Your only real hope is that you get a real person that hasn’t been promoted or fired that is a good soul.  They are like angels from heaven when you find them, because you actually get what you need and you don’t have to kill anyone to get it.  But their legislative proposal isn’t going to deliver any angels.

Network Management

Boiler plate that basically indemnifies providers if they decide to violate any of the protective elements.  Some of the items here are valid (protecting against DoS and DDoS, for example), but that’s not its purpose.  It’s simply there to grant them permission to ignore the whole idea of Network Neutrality.

Additional Online Services

Here’s where my claim it should be renamed to IP Neutrality comes into play.  They aren’t talking about a separate, Non-IP realm where new services could be developed.  Their only distinction is based on whimsy: if the provider wants to charge you separately, or charge the provider of the service separately, then they can deem it to be an “Additional Online Service.”  More grinding away of any sort of teeth the Verizon/Google Network Neutrality could possibly have.

Wireless Broadband

They basically gave up at this point.  They flat out state that wireless is Laissez-faire.  Apparently Wireless never needs to stoop to the level of IP, eh?  No, it does… they just gave up trying.

Case-by-Case Enforcement

Here you can smell the arbitration clauses breeding like rabbits.  The FCC would have no rulemaking ability, regardless of ongoing harm that might be happening.  Consumers and providers would be “encouraged” (through binding arbitration agreements, no doubt at all) to forget the Seventh Amendment.  The FCC would have limited enforcement capabilities, and a maximum penalty of a measly $2 million (hardly deterrence if the service they are biased toward garners them an excess of the penalty, which it likely will).

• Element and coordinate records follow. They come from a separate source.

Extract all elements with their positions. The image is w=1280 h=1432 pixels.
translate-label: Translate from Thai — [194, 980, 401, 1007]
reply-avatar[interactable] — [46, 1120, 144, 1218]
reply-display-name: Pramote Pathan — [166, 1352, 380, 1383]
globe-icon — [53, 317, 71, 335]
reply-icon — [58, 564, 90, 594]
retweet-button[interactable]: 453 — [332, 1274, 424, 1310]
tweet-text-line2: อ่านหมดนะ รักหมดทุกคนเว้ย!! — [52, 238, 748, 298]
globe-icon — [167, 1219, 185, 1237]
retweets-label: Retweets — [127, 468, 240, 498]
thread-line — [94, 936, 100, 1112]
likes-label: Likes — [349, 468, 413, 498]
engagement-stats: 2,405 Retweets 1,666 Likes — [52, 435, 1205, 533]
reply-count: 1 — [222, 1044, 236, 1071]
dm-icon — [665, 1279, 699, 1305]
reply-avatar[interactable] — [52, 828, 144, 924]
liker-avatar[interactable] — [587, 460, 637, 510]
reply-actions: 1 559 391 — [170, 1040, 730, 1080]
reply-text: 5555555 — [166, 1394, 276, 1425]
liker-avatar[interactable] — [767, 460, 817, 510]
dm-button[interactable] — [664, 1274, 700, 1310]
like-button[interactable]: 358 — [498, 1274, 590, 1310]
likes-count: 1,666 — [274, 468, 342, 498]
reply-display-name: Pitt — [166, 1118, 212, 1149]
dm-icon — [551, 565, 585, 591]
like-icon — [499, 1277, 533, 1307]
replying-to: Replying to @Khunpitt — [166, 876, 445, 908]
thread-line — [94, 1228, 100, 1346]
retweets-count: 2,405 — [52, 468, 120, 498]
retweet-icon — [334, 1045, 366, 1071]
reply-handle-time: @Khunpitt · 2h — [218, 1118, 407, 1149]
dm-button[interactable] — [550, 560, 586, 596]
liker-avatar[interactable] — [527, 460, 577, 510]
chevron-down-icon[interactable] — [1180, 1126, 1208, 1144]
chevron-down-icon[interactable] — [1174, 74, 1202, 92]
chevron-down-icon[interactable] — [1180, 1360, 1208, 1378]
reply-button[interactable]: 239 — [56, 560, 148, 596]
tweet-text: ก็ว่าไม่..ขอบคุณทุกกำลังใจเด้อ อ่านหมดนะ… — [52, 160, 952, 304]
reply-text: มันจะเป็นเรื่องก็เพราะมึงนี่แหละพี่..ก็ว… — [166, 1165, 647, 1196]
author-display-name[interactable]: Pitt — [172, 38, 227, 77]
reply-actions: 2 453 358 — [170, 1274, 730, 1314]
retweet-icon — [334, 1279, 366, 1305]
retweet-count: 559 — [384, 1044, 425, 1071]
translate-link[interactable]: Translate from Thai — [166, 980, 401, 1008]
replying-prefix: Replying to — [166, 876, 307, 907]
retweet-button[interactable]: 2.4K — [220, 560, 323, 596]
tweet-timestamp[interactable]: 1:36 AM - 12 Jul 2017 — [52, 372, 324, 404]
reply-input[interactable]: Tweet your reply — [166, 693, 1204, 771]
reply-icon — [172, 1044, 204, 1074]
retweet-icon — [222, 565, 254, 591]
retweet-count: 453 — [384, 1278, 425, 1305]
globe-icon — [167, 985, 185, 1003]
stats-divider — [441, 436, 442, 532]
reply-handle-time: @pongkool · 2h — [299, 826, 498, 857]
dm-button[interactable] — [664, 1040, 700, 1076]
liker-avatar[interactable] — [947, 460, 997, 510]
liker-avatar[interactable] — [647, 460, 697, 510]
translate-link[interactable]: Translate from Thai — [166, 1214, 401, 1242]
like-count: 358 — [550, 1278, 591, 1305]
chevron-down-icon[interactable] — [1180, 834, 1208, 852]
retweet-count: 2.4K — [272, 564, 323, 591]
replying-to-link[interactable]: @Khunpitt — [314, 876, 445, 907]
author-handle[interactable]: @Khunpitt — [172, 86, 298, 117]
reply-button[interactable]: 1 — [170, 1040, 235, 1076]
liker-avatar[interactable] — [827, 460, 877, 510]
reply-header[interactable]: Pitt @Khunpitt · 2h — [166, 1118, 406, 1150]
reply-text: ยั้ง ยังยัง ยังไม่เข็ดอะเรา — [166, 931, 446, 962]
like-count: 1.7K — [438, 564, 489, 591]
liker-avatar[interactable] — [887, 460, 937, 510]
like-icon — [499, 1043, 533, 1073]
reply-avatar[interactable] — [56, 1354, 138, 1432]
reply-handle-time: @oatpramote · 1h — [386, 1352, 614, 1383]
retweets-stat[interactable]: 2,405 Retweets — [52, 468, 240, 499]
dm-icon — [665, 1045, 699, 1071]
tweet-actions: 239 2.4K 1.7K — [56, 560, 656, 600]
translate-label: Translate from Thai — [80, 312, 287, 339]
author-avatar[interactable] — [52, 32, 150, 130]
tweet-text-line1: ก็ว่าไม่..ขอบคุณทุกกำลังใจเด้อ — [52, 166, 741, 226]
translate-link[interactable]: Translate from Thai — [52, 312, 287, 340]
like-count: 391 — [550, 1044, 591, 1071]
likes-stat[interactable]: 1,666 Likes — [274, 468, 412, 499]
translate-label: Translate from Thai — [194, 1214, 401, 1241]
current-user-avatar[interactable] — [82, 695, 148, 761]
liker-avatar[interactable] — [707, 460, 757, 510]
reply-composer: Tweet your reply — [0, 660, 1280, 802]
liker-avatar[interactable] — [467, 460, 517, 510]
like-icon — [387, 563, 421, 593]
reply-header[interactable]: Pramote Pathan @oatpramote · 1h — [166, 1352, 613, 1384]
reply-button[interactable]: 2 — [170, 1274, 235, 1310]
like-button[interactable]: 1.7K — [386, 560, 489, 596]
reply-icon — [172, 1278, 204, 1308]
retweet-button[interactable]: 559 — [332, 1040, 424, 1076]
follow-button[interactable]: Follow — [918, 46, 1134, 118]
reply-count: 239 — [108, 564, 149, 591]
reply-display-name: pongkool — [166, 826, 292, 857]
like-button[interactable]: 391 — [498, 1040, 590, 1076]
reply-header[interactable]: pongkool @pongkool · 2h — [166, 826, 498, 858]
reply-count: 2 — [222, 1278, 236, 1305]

Regulatory Authority and Broadband Access for Americans

Fully restricting regulation to Internet access itself and some palaver about “[spurring] deployment in unserved areas.”  We’ve given massive gifts to the telecommunications industry in the past, and they failed to roll out a single nanometer of the fiber or services they claimed they would.  Google is likely positioning itself to become an ISP in the long-term, and this is just one of the tools they hope will allow them to do just that.  Verizon, for its part, is watering at the mouth over the wireless portion, but also sees vast profits in its land-based broadband if this happens.

No amnesia for me, though.  The New York Times was conceptually right the first time and Google’s response was simply a misleading truth.